Holcombe starts by talking about a "defense of freedom" and finds himself considering welfare payments and federal control of the schools as something that can be "included" in that defense, rather than as something that contradicts that defense. But even that is not my focus here.

My focus here is that phrase limited government. Holcombe concludes his article by saying that "it is worth studying how government institutions can be designed to minimize their negative impact on liberty." He does not specifically mention a constitution as one part of that study, but if "the rule of law" said to be provided by a constitution is not part of it, it is difficult to anticipate what he might mean.
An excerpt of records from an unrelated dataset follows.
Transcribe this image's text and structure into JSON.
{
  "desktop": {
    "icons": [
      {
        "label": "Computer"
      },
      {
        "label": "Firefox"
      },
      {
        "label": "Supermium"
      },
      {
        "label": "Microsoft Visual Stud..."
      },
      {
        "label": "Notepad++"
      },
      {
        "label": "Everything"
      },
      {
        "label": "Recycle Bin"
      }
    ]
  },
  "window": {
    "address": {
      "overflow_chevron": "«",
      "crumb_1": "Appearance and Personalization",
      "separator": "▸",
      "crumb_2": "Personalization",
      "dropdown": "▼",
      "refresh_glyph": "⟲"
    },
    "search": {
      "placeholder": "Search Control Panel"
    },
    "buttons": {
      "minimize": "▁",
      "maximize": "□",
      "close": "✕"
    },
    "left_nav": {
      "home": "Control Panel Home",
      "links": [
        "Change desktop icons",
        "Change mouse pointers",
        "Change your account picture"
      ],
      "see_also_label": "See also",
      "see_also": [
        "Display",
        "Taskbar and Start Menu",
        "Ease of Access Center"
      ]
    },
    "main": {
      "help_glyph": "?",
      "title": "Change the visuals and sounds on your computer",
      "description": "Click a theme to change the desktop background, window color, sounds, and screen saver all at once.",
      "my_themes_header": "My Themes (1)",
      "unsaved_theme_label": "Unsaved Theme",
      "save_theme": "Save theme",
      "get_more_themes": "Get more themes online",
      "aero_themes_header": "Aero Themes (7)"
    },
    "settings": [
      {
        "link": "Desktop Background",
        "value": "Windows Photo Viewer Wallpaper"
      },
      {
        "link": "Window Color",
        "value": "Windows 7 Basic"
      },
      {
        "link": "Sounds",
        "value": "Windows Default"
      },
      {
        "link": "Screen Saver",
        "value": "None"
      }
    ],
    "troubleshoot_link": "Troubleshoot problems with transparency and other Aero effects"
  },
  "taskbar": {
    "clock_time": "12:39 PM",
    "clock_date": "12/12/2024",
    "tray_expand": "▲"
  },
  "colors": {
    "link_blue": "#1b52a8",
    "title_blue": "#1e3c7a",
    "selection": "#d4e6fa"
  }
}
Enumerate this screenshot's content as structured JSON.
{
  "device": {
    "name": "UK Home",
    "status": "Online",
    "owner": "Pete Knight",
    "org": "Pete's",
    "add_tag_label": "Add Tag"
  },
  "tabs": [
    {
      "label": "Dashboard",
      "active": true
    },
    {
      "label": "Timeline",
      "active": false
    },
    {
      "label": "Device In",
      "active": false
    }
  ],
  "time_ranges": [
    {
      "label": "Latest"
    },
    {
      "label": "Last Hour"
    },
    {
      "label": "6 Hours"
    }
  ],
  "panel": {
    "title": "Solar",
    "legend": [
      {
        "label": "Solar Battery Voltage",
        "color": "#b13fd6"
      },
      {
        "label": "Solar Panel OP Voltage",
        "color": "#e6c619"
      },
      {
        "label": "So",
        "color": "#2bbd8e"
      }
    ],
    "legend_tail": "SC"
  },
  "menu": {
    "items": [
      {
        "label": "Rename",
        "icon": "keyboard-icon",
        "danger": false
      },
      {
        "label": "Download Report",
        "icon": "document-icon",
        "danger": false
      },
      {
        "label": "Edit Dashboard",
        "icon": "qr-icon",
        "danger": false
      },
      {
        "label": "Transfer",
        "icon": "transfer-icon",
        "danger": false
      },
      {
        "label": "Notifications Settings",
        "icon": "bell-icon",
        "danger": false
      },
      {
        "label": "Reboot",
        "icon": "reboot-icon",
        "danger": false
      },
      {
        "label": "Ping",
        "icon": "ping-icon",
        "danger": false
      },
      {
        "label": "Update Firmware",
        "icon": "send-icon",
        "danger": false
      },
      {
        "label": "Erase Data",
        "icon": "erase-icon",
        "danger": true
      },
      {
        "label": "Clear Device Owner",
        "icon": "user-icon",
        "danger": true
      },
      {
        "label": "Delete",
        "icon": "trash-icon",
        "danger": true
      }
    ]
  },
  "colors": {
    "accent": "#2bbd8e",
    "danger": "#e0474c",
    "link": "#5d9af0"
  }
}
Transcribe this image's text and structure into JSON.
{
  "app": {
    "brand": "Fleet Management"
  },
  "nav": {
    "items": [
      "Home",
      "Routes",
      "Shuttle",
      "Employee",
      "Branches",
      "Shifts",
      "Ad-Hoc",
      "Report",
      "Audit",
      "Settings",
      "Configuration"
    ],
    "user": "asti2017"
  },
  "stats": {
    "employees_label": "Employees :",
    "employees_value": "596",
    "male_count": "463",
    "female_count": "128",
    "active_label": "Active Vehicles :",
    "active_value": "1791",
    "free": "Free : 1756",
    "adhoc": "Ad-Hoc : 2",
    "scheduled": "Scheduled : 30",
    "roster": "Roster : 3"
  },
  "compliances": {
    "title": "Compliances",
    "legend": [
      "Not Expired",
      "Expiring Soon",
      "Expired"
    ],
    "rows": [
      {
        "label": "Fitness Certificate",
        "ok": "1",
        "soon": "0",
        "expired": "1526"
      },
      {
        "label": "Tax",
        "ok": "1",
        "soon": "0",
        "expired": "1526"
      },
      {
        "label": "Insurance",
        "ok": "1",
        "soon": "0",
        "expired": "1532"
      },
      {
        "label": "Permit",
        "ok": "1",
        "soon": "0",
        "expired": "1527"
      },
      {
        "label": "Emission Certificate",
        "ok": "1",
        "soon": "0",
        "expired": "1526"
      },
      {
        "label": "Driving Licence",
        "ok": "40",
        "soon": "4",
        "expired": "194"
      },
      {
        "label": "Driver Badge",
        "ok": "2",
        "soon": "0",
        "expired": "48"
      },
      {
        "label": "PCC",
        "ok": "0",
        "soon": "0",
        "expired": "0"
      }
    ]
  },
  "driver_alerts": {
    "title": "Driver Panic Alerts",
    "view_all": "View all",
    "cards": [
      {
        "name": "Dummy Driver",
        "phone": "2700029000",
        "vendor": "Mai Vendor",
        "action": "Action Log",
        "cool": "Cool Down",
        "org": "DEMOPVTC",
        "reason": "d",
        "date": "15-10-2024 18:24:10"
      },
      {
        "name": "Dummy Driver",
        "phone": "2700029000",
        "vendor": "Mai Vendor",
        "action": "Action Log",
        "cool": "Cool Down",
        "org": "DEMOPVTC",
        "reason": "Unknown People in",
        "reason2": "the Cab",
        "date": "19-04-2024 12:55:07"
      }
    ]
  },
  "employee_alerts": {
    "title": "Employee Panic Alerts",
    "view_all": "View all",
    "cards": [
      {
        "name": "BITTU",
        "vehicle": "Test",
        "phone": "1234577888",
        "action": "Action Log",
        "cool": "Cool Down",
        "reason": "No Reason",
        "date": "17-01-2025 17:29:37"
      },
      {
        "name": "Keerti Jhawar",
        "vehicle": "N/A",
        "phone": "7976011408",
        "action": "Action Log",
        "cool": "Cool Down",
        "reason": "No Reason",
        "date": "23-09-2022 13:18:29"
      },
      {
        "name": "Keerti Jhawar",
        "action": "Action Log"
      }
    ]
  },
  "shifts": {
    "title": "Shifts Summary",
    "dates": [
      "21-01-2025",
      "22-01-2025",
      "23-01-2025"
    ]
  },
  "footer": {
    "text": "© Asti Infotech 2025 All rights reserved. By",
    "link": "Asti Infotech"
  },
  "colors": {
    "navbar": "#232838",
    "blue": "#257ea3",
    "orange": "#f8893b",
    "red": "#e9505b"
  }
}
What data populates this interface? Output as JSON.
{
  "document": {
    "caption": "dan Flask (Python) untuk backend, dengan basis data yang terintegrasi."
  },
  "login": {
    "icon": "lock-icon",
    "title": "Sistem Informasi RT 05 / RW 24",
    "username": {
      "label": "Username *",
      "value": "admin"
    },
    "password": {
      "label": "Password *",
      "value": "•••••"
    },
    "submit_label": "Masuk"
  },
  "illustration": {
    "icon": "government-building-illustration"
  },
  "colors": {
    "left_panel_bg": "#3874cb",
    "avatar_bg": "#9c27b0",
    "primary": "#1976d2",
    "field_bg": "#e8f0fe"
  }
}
And the phrase limited government normally suggests a constitution that is supposed to do the limiting.

The point of listing Friedman's departures from what is derogatorily called "pure" libertarianism or the "pure" free market is that it does not seem to bother his libertarian admirers that those departures are also — one and all — unconstitutional.

Let us concede that, prima facie arguments to the contrary, a negative income tax advances the cause of liberty or that a central bank actually serves the working of a free market. Let us make similar concessions in respect of Friedman's other recommendations. Where are the voices that object, "They may be good ideas, but the U.S. government has no authority to implement them"? Where are the voices that reply, "These are excellent proposals. Let us pass an amendment to the Constitution so that they will be legal"?

Maybe I've missed them, but I don't remember ever hearing them. I hear voices urging that such measures be passed into law, but laws that are passed by a Congress exceeding its authority are not legitimate, even on constitutional grounds. Or perhaps I should say, especially on constitutional grounds.

In other words, modern libertarians are able to look at unconstitutional acts and proposals and not be troubled by their unconstitutionality if — on some other grounds — they think the acts and proposals are good ideas.

It is bad enough that most writers, politicians, and citizens don't much care whether political proposals or actions are illegitimate. We have come to accept this, more or less, or at least to expect it. But that champions of limited government can just shrug these usurpations off, apparently not even noticing that they are usurpations, is another nail in the coffin of constitutionalism as a viable theory of government.

It also illustrates what I have written elsewhere: that constitutions are just an attempt at "law control," and they work just as well as other forms of regulation. It illustrates, too, the truth of the Russian proverb "A talon is caught; the bird is lost."